Tuesday, November 1

We're teaching a series on "Spiritual Disciplines" at our Tuesday night meetings. For those not familiar with the phrase "spiritual disciplines," it basically refers to those things that we can do to put ourselves in a position for God to transform our lives. The most common ones are things like prayer, fasting, Bible reading and meditation, etc. (Of course, you can also do these things and never be changed at all. We have to approach them desiring and willing to be changed - expectantly desiring to encounter God in them.)
Most of the spiritual disciplines are diametrically opposed to way our world works and the way that most of us live much of the time. Tonight we talked about solitude and silence. The more I think about these, the more I think it they are foundational to really encountering God. As you read through the gospels, you see that they were a regular part of Jesus' life. God tells us in Psalm 46 to "be still and know that I am God."

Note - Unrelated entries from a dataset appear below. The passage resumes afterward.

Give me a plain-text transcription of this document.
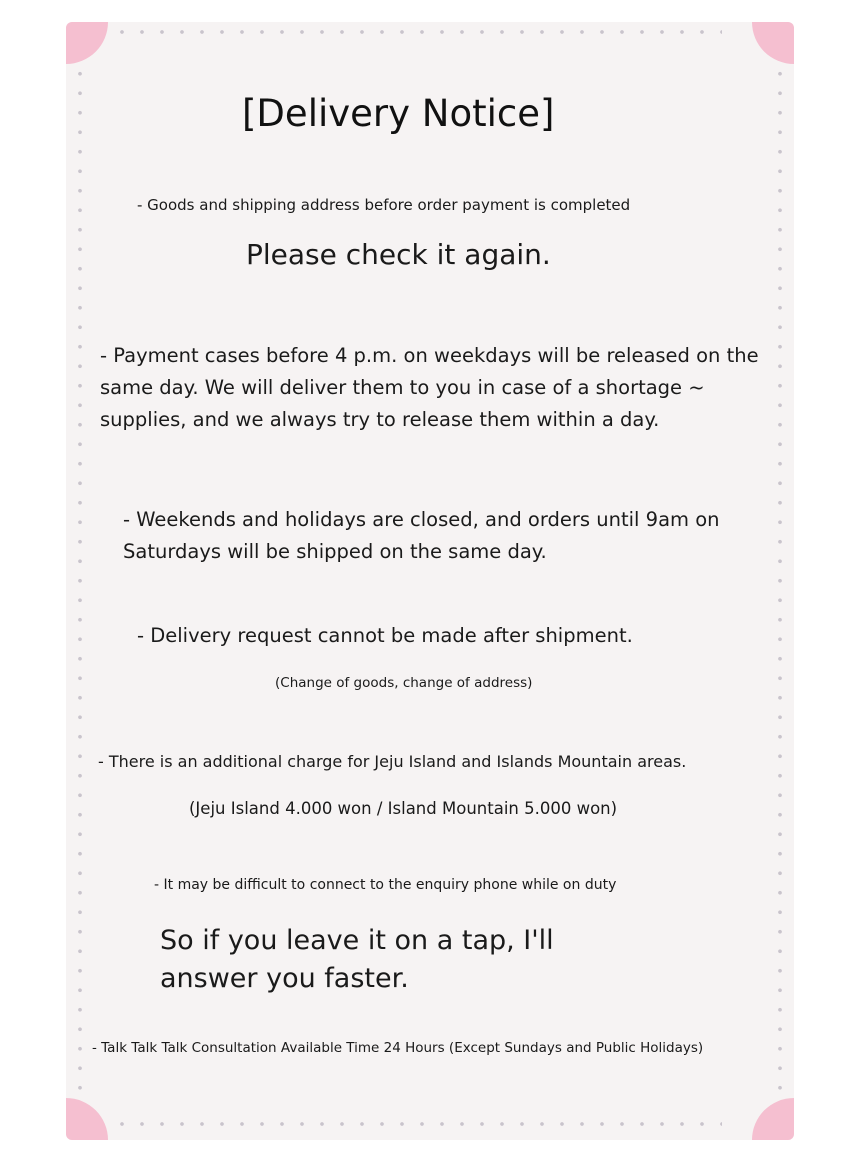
[Delivery Notice]

- Goods and shipping address before order payment is completed

Please check it again.

- Payment cases before 4 p.m. on weekdays will be released on the same day. We will deliver them to you in case of a shortage ~ supplies, and we always try to release them within a day.

- Weekends and holidays are closed, and orders until 9am on Saturdays will be shipped on the same day.

- Delivery request cannot be made after shipment.

(Change of goods, change of address)

- There is an additional charge for Jeju Island and Islands Mountain areas.

(Jeju Island 4.000 won / Island Mountain 5.000 won)

- It may be difficult to connect to the enquiry phone while on duty

So if you leave it on a tap, I'll answer you faster.

- Talk Talk Talk Consultation Available Time 24 Hours (Except Sundays and Public Holidays)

And yet they are so foreign to our times. We live in a world full of words and noise and busy-ness and hurry. And we buy into it. The first thing that many of us do when we get in the car or walk in the house is turn on the radio or television. Silence makes us nervous. The idea of solitude frightens us. Yet we miss so much from not slowing down, quieting down, and listening to God.
"There is hardly ever a complete silence in our soul. God is whispering to us well-nigh incessantly. Whenever the sounds of the world die out in the soul, or sink low, when we hear these whisperings of God. He is always whispering to us, only we do not always hear, because of the noise, hurry, and distraction which life causes as it rushes on." Frederick Faber
Henri Nouwen calls solitude "the furnace of transformation."
What do we do about this? How do we find more time for silence and solitude?
Maybe the easiest way is in little, practical steps. Don't turn on the car radio. Don't turn on the television. Take advantage of the opportunities for "little solitudes" during the course of your day. Find a quiet place - a library, a park - where you can listen for the "incessant whispering" of God. Plan some solitude into your schedule on a regular basis - an afternoon a month, a couple of days a year.
I know I need more solitude and silence for my spiritual health and transformation. My guess is that so do many others. It goes against the norm of our culture. But it is what is needed for God's work in our lives.